– Добрый день, мадам!
– Добрый, месье, – поздоровались они формально. У Аннабели были ключи, которые ей поручила одна из работниц дома престарелых. Отворив калитку, она полубоком высунулась на пыльную дорогу, забирая у почтальона небольшую стопку писем и тотчас же вернулась обратно, заперев за собой.
– Хороша погода, верно? – спросил напоследок почтальон. Ему было около сорока-сорока пяти, худенький, кареглазый, среднего роста француз.

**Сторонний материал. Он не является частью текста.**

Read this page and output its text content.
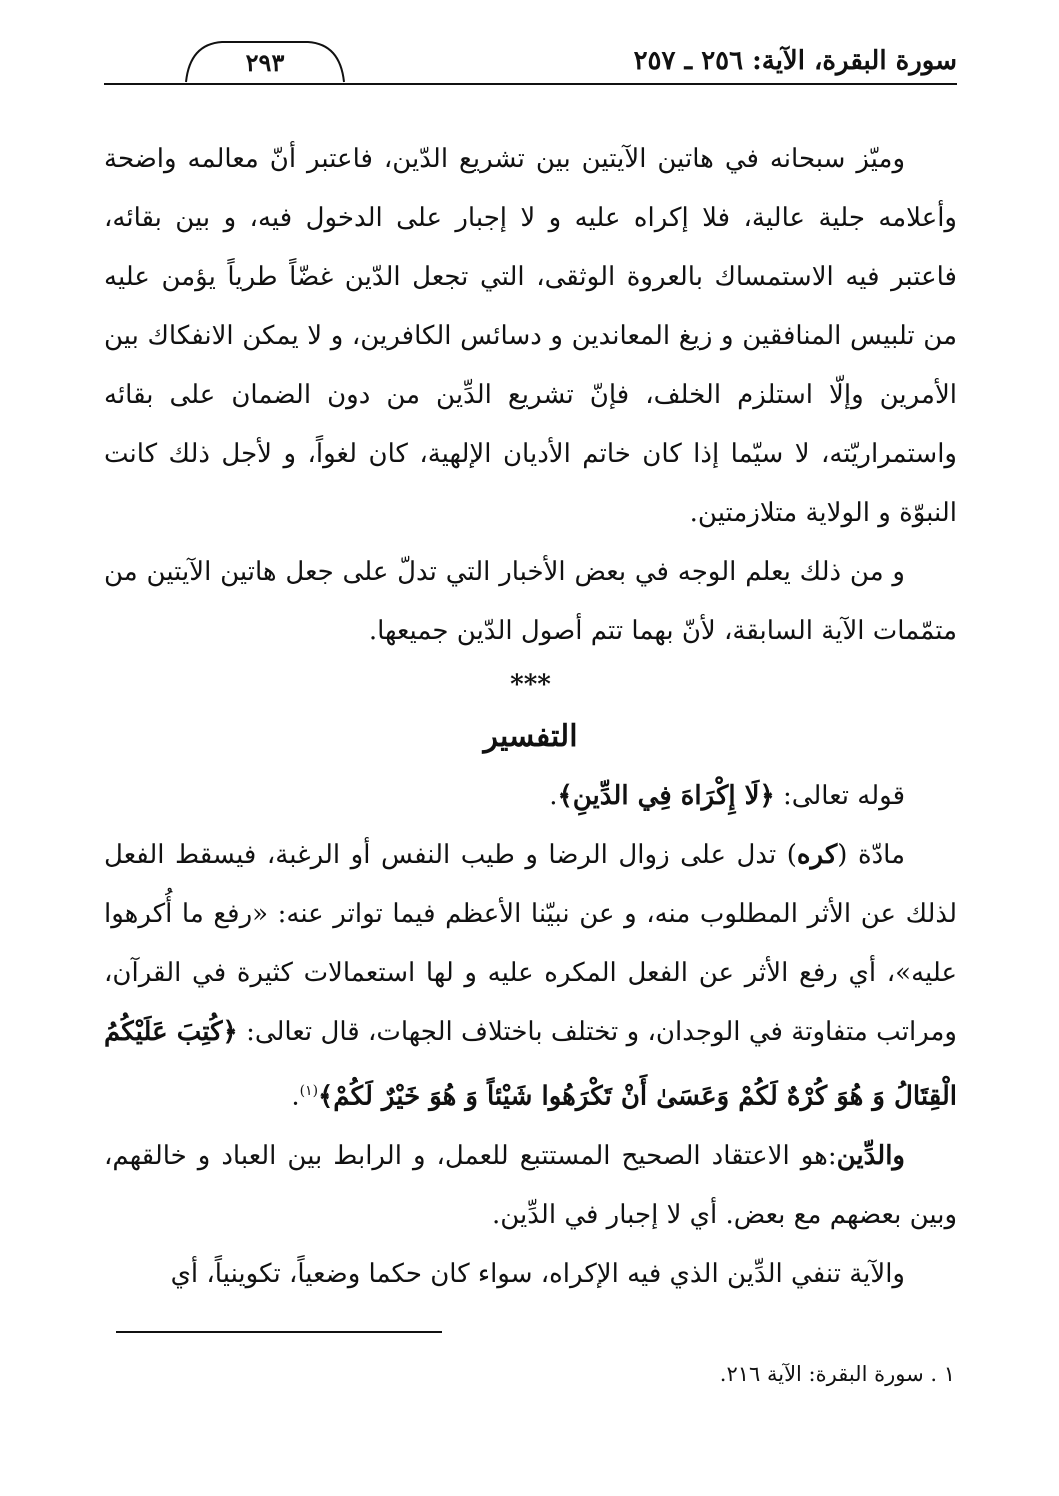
سورة البقرة، الآية: ٢٥٦ ـ ٢٥٧
٢٩٣

وميّز سبحانه في هاتين الآيتين بين تشريع الدّين، فاعتبر أنّ معالمه واضحة وأعلامه جلية عالية، فلا إكراه عليه و لا إجبار على الدخول فيه، و بين بقائه، فاعتبر فيه الاستمساك بالعروة الوثقى، التي تجعل الدّين غضّاً طرياً يؤمن عليه من تلبيس المنافقين و زيغ المعاندين و دسائس الكافرين، و لا يمكن الانفكاك بين الأمرين وإلّا استلزم الخلف، فإنّ تشريع الدِّين من دون الضمان على بقائه واستمراريّته، لا سيّما إذا كان خاتم الأديان الإلهية، كان لغواً، و لأجل ذلك كانت النبوّة و الولاية متلازمتين.

و من ذلك يعلم الوجه في بعض الأخبار التي تدلّ على جعل هاتين الآيتين من متمّمات الآية السابقة، لأنّ بهما تتم أصول الدّين جميعها.

***
التفسير

قوله تعالى: ﴿لَا إِكْرَاهَ فِي الدِّينِ﴾.

مادّة (كره) تدل على زوال الرضا و طيب النفس أو الرغبة، فيسقط الفعل لذلك عن الأثر المطلوب منه، و عن نبيّنا الأعظم فيما تواتر عنه: «رفع ما أُكرهوا عليه»، أي رفع الأثر عن الفعل المكره عليه و لها استعمالات كثيرة في القرآن، ومراتب متفاوتة في الوجدان، و تختلف باختلاف الجهات، قال تعالى: ﴿كُتِبَ عَلَيْكُمُ الْقِتَالُ وَ هُوَ كُرْهٌ لَكُمْ وَعَسَىٰ أَنْ تَكْرَهُوا شَيْئاً وَ هُوَ خَيْرٌ لَكُمْ﴾$^{(١)}$.

والدِّين:هو الاعتقاد الصحيح المستتبع للعمل، و الرابط بين العباد و خالقهم، وبين بعضهم مع بعض. أي لا إجبار في الدِّين.

والآية تنفي الدِّين الذي فيه الإكراه، سواء كان حكما وضعياً، تكوينياً، أي

١ . سورة البقرة: الآية ٢١٦.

– Пожалуй, что да, – улыбнулась Аннабель, слегка кивнув. Он кивнул в ответ, запрыгивая на свой транспорт и крутя скрипучие педали к следующему месту по списку. Аннабель просматривала почту, медленно шагая в обратном направлении. Вытащив одно из писем, она положила остальные на подоконник с горшочком герани и вернулась за своё кресло. Прислонив указательный палец к губам и уткнувшись подбородком в руку, женщина ещё несколько минут всматривалась в пустоту. Письмо лежало нетронутым у неё на коленях. По сложившемуся обыкновению любое событие абсолютно в каждом доме престарелых, не взирая на страну и годы, сопровождалось активной реакцией на него. И даже простое письмо от родных – это непозволительная роскошь для очень многих стариков. Месье Жак, соседствующий в одном здании с Аннабель, был лишён радости вскрытия заветных конвертов и, будь у него возможность, вероятно, он был бы счастлив, поистине счастлив, прочесть родные строки. Но жизнь очень иронична и зачастую играет с судьбами так, как порой играют дети между собой: открыто и жестоко. У смерти же попросту нет времени на это баловство, у неё всё довольно просто – заказ и исполнение. Для Аннабели письма были примерно, как обед – по расписанию, всегда в одно и то же время.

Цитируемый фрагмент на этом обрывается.